Note financière par les agences : pas d’impact sur la dette ?
La dégradation des pays par des agences financières type Standard and Poor ou fiche n’aurait aucun impact d’après l’économiste Sylvain Bersinger (Interview dans la tribune)
Le raisonnement développé ici vaut peut-être pour les États-Unis mais sans doute moins pour un pays comme la France dont les fondamentaux économiques sont nettement moins solides NDLR
Intreview
La dégradation de la note de la dette américaine d’AAA à AA+ par Fitch vous paraît-elle logique ?
SYLVAIN BERSINGER – C’est une décision plutôt inattendue. Comme de nombreux analystes, je ne m’y attendais pas. Est-ce pour autant logique ? Je dirais que non. Les arguments de Fitch mettent en avant les blocages entre républicains et démocrates sur le relèvement du plafond de la dette. On peut se demander pourquoi cette dégradation n’est pas intervenue plus tôt, par exemple, il y a une dizaine d’années lorsqu’il y avait déjà des blocages sur le plafond de la dette.
Quels critères justifient cette dégradation ?
Deux éléments ont changé dans le paysage économique par rapport à la dernière décennie. Les ratios de dette publique en fonction du PIB ont explosé aux Etats-Unis et en Europe, et surtout, les affrontements entre républicains et démocrates à Washington vont en s’aggravant. Pour ces raisons, Fitch a peut-être considéré qu’il était pertinent de dégrader la note des Etats-Unis. Cela me paraît malgré tout être une décision au « doigt mouillé », difficile à fonder sur des critères chiffrés. Comment mettre des chiffres sur un climat de tensions politiques ? Le problème n’est, en tout cas, pas économique. De ce point de vue, l’économie américaine va plutôt bien : le chômage est historiquement bas, la croissance se maintient, l’inflation recule.
Quels risques pèsent désormais sur l’économie et les finances des Etats-Unis ?

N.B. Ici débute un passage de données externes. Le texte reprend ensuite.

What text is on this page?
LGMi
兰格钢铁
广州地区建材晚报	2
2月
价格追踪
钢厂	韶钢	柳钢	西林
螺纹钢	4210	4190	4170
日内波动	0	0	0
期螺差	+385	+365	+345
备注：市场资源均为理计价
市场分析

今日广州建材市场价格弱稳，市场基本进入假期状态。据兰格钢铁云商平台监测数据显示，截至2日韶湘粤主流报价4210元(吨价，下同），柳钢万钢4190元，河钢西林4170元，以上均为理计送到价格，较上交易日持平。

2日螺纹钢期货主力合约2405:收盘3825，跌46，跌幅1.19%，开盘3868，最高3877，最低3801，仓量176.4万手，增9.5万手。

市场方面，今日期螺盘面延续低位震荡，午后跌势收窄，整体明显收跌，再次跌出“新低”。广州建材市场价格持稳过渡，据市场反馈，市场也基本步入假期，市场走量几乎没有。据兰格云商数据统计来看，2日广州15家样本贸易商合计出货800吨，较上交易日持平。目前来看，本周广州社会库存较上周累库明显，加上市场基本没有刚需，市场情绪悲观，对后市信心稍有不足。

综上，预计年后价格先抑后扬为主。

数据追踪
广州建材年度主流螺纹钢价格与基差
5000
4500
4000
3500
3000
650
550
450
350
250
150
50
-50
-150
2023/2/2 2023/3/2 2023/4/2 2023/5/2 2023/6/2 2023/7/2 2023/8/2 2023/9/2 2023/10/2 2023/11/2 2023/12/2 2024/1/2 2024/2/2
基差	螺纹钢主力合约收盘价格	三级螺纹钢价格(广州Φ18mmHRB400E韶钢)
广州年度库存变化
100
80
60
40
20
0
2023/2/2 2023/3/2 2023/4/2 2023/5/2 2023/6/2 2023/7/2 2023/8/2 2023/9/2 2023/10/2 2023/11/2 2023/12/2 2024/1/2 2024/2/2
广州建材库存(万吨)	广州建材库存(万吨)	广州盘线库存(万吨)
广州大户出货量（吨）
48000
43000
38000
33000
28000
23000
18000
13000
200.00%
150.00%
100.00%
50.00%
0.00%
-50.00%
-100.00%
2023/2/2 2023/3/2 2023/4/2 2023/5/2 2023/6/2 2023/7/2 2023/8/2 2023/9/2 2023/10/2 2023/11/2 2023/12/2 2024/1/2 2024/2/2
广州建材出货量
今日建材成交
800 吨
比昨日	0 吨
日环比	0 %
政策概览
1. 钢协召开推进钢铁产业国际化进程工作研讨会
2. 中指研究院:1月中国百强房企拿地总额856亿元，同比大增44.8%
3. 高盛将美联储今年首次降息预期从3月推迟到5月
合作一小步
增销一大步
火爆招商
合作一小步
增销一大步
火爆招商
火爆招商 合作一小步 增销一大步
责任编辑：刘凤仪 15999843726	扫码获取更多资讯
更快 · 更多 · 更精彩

Le principal risque serait une flambée des taux souverains américains, ce qui reste peu probable et ne se réalise pas pour l’instant. Lorsque l’agence S&P avait dégradé la note des Etats-Unis d’ AAA à AA+ en 2011, rien ne s’était passé sur les taux. Les changements de note n’ont aucun impact sur la dette des grandes économies développées telles que la France ou le Japon. Des pays plus petits en crise peuvent éventuellement en souffrir, comme la Grèce au début des années 2010. Là aussi, la dégradation de la Grèce était peut-être plus une conséquence de la crise politique grecque que sa cause. Les notes ne servent pas à grand-chose si elles n’influent pas sur les taux. En matière d’emprunt public, seules deux questions se posent : les investisseurs consentent-ils à prêter à l’Etat ? Si oui, à quel taux ?
La puissance des Etats-Unis, notamment économique, rend-elle le pays moins moins vulnérable aux notes des agences ?
La théorie voudrait que la dette des Etats-Unis, avec le dollar comme monnaie de réserve, la première armée du monde… soit moins vulnérable aux décisions des agences. Ce « privilège exorbitant », pour paraphraser Valéry Giscard d’Estaing, ne se voit pas dans les faits. Lorsque l’on compare les taux d’emprunt américains aux pays européens, occidentaux comme l’Australie ou le Royaume-Uni, on ne voit pas vraiment de différence.
La dégradation de Fitch peut-elle amener Joe Biden à revoir sa politique de réindustrialisation par des subventions massives ?
Il n’est jamais agréable de subir une dégradation. Pourtant, il n’y a pas de raison que Joe Biden modifie sa politique économique. Une dégradation, ce sont deux économistes qui, après avoir travaillé sérieusement, changent d’avis dans un bureau. Je serais étonné que la première puissance du monde change sa politique en fonction de ça.